Who is Dr ‘Gucci’ Grace Mugabe

Source: Who is Dr ‘Gucci’ Grace Mugabe – The Standard November 19, 2017

WASHINGTON — The decision by embattled President Robert Mugabe to prepare his government for the days when he no longer rules has brought about the apparent end of that controversial rule itself.

Fox News/AP

The recent sacking of his vice-president was a seeming bid to pave the way for the 93-year-old Mugabe’s reviled wife to assume the presidency — setting up a dynastic succession — and likely prompted Zimbabwe’s military to finally step in.

Grace Mugabe’s political profile has soared in the past few years as the 52-year-old has positioned herself as her husband’s successor — even publicly challenging him earlier this year to officially name one.

She’s been dubbed “Gucci Grace” due to her extravagant spending and twice used diplomatic immunity as a shield from accusations of assaulting a British photographer in Hong Kong and whipping a South African model with an electrical cord.

Grace, however, was not always such a polarising, high-profile figure.

Born in Benoni, South Africa, Grace grew up in a dusty mining town to the east of Johannesburg — a town which also spawned actress Charlize Theron.

While married to an air force pilot, Grace met the much older president years ago when she served as a secretary in his office.

“He came to me and started asking about my family,” she told South African journalist Dali Tambo in 2013, in a rare interview. “He just started talking to me, asking me about my life. Were you married before, things like that…I didn’t know it was leading somewhere. I was quite a shy person, very shy.”

Despite the various obstacles before them — including a 41-year age gap and the fact that Mugabe was still married to his first wife, Sally — the president wooed his future wife over tea and scones.

“I felt a bit uncomfortable when he proposed to me since he was still married to Sally,” Grace said.

Sally, who was suffering from a terminal illness, died in 1992. Four years later, Mugabe and Grace married in an extravagant ceremony attended by 40 000 people — including former South African leader Nelson Mandela.

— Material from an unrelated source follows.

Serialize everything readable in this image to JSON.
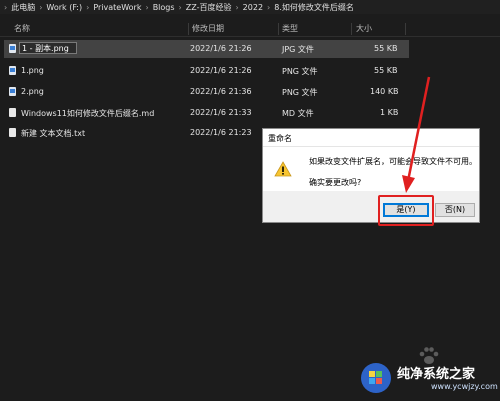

By the time of their wedding, the couple already had two children, and a third arrived a year later.

According to analysts, Grace seemed to struggle to emerge from the shadow left behind by the president’s first wife and mostly kept to herself. She focused primarily on her charity work and rarely got involved in politics herself.

Grace has also become a powerful businesswoman. While she has run several failed mining businesses, Grace built her own dairy farming empire on five farms previously owned by white Zimbabweans.

The former owners had been evicted from their lands during the country’s controversial “land reform” process.